Mousavi says Ahmadinejad twists truth
President Mahmoud Ahmadinejad was warmly received in the northwestern city of Tabriz.
The fifth presidential debate has seen presidential hopeful, Mir-Hossein Mousavi accusing the incumbent president of lying to the nation on the economic situation.
"Why should we lie to the people and tell them that they have no problems at all," Mousavi said during a debate featuring him and reformist figure and former Parliament (Majlis) speaker Mehdi Karroubi.
Speaking on state television, Mousavi presented viewers with charts, which he said countered President Mahmoud Ahmadinejad's claims, which pinned the country's inflation rate at 16.55%.
Mousavi showed a central bank chart that indicated the inflation rate was 25.4%.
During a debate on Saturday, President Ahmadinejad said that his administration had lowered the rate of inflation to 15%.
"We have witnessed a surprising phenomenon (where Ahmadinejad) says black is white (deliberately twists the truth) and that two times two makes not four but 10," Mousavi said.
"Why should we lie to the people and tell them that they have no problems at all," he added.
He continued that he only joined the race in protest to Ahmadinejad's policies, which "has dragged the country to a point that it is full of contradictions."
With less than a week to the elections, the presidential campaign has come to be almost defined by personal attacks among candidates after Ahmadinejad broke a well known taboo in Iranian politics.

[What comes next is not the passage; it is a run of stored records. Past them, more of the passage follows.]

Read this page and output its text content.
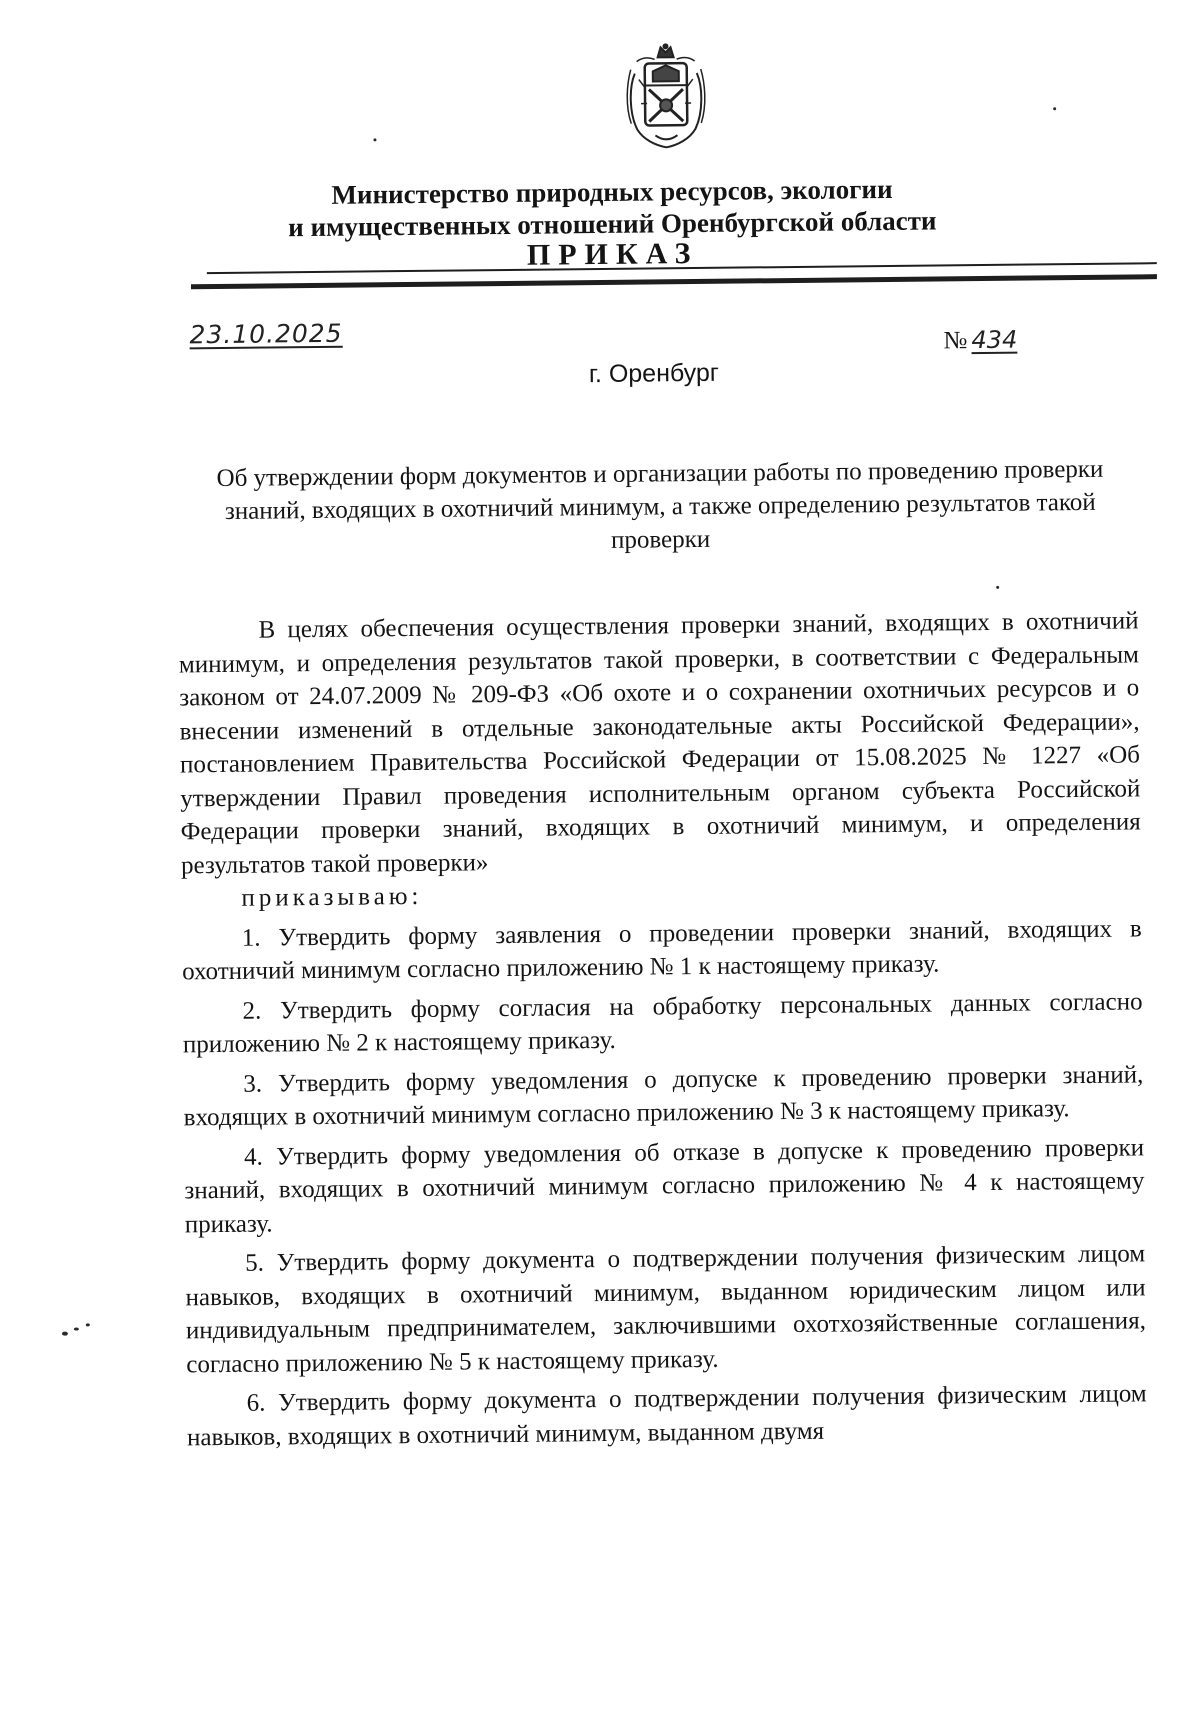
Министерство природных ресурсов, экологии
и имущественных отношений Оренбургской области
ПРИКАЗ
23.10.2025	№ 434
г. Оренбург
Об утверждении форм документов и организации работы по проведению проверки знаний, входящих в охотничий минимум, а также определению результатов такой проверки

В целях обеспечения осуществления проверки знаний, входящих в охотничий минимум, и определения результатов такой проверки, в соответствии с Федеральным законом от 24.07.2009 № 209-ФЗ «Об охоте и о сохранении охотничьих ресурсов и о внесении изменений в отдельные законодательные акты Российской Федерации», постановлением Правительства Российской Федерации от 15.08.2025 № 1227 «Об утверждении Правил проведения исполнительным органом субъекта Российской Федерации проверки знаний, входящих в охотничий минимум, и определения результатов такой проверки»

приказываю:

1. Утвердить форму заявления о проведении проверки знаний, входящих в охотничий минимум согласно приложению № 1 к настоящему приказу.

2. Утвердить форму согласия на обработку персональных данных согласно приложению № 2 к настоящему приказу.

3. Утвердить форму уведомления о допуске к проведению проверки знаний, входящих в охотничий минимум согласно приложению № 3 к настоящему приказу.

4. Утвердить форму уведомления об отказе в допуске к проведению проверки знаний, входящих в охотничий минимум согласно приложению № 4 к настоящему приказу.

5. Утвердить форму документа о подтверждении получения физическим лицом навыков, входящих в охотничий минимум, выданном юридическим лицом или индивидуальным предпринимателем, заключившими охотхозяйственные соглашения, согласно приложению № 5 к настоящему приказу.

6. Утвердить форму документа о подтверждении получения физическим лицом навыков, входящих в охотничий минимум, выданном двумя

During his debate with Mousavi, he openly labeled former presidents Akbar Hashemi Rafsanjani and Mohammad Khatami as corrupt, accusing them of slander and in the case of Rafsanjani and former Majlis speaker Ali Akbar Nateq-Nouri, he added the charge of large-scale financial corruption.
Mousavi hit back at the allegations by saying that the president can run the country in two different ways; through adventurism, instability, grandstanding, heroic sloganeering, illusions, superficiality and a disregard for law; or through rationality and expertise.
The naming and shaming prompted the Leader of the Islamic Revolution, Ayatollah Seyyed Ali Khamenei to call on the contenders to refrain from "negating" each other.
"One doesn't like to see a nominee, for the sake of proving himself, seeking to negate somebody else," the Leader said in a speech commemorating the 20th anniversary of the death of the late Imam Khomeini, the Founder of the Islamic Republic.
"I have no problem with debate, dialogue and criticism but these debates must take place within a religious framework," he added.